5) Submit your sitemap to Google and Bing

When transitioning to a new site, it can take time for search engines to catalog and recognize your new site and replace the old version. Your best bet at expediting the process is to submit your new sitemap to Google using Google Search Console and Bing or Yahoo using Bing Webmaster Tools. With these tools, the top search engines will recognize your new or updated site. First, don’t forget to remove your old sitemap, so there’s no duplicate. Then, as soon as your new website goes live, submit the new sitemap to the major search engines using the above-mentioned tools.

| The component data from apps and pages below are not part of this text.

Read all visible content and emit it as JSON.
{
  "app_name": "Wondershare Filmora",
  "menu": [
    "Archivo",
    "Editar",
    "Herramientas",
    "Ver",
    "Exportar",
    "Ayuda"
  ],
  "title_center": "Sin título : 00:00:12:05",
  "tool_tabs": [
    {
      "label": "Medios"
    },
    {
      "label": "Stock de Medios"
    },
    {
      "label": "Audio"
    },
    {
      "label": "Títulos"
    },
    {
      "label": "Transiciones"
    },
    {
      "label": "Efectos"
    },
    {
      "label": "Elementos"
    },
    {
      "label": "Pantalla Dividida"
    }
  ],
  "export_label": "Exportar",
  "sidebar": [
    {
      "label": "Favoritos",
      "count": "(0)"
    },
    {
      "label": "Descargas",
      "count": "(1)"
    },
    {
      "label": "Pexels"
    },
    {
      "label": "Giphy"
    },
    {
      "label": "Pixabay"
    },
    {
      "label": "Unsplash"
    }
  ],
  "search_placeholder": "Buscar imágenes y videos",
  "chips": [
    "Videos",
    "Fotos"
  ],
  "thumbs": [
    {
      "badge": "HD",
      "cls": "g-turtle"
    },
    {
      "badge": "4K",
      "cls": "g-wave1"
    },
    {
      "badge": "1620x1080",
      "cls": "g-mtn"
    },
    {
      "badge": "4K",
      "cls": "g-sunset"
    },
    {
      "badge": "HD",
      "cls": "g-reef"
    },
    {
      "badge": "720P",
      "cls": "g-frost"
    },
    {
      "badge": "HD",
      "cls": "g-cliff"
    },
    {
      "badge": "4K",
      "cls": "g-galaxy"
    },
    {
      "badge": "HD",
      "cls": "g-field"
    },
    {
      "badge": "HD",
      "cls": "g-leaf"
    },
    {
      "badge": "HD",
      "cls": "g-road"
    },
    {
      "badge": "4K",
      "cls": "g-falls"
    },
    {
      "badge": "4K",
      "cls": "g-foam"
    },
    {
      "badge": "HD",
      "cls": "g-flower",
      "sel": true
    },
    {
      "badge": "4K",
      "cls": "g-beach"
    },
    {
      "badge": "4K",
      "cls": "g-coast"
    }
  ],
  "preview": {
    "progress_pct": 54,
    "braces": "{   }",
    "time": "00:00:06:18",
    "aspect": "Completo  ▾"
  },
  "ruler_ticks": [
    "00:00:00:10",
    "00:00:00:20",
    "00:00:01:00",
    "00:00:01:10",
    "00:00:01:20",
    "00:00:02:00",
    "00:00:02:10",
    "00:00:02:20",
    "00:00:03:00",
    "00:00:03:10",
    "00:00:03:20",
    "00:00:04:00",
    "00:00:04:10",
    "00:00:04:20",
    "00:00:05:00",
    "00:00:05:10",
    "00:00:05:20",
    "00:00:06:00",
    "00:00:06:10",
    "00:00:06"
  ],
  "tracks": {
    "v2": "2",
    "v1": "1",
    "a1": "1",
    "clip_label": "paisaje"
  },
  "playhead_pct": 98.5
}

Once you’ve completed your website migration, be sure to monitor and maintain it regularly for optimal SEO and site quality. After your new site goes live, check the statistics daily to ensure the search engines are able to crawl and index the pages correctly and users are engaging with pages as intended. At first, you may notice that certain pages are getting zero traffic while others appear normal; this type of information can be used to improve your site, from fixing an issue with the menu navigation to updating broken links. Keep in mind: It will take some time for the new URLs to start displaying in search engines, and the rankings will change daily as users interact with the new website design and the search engines gather more information.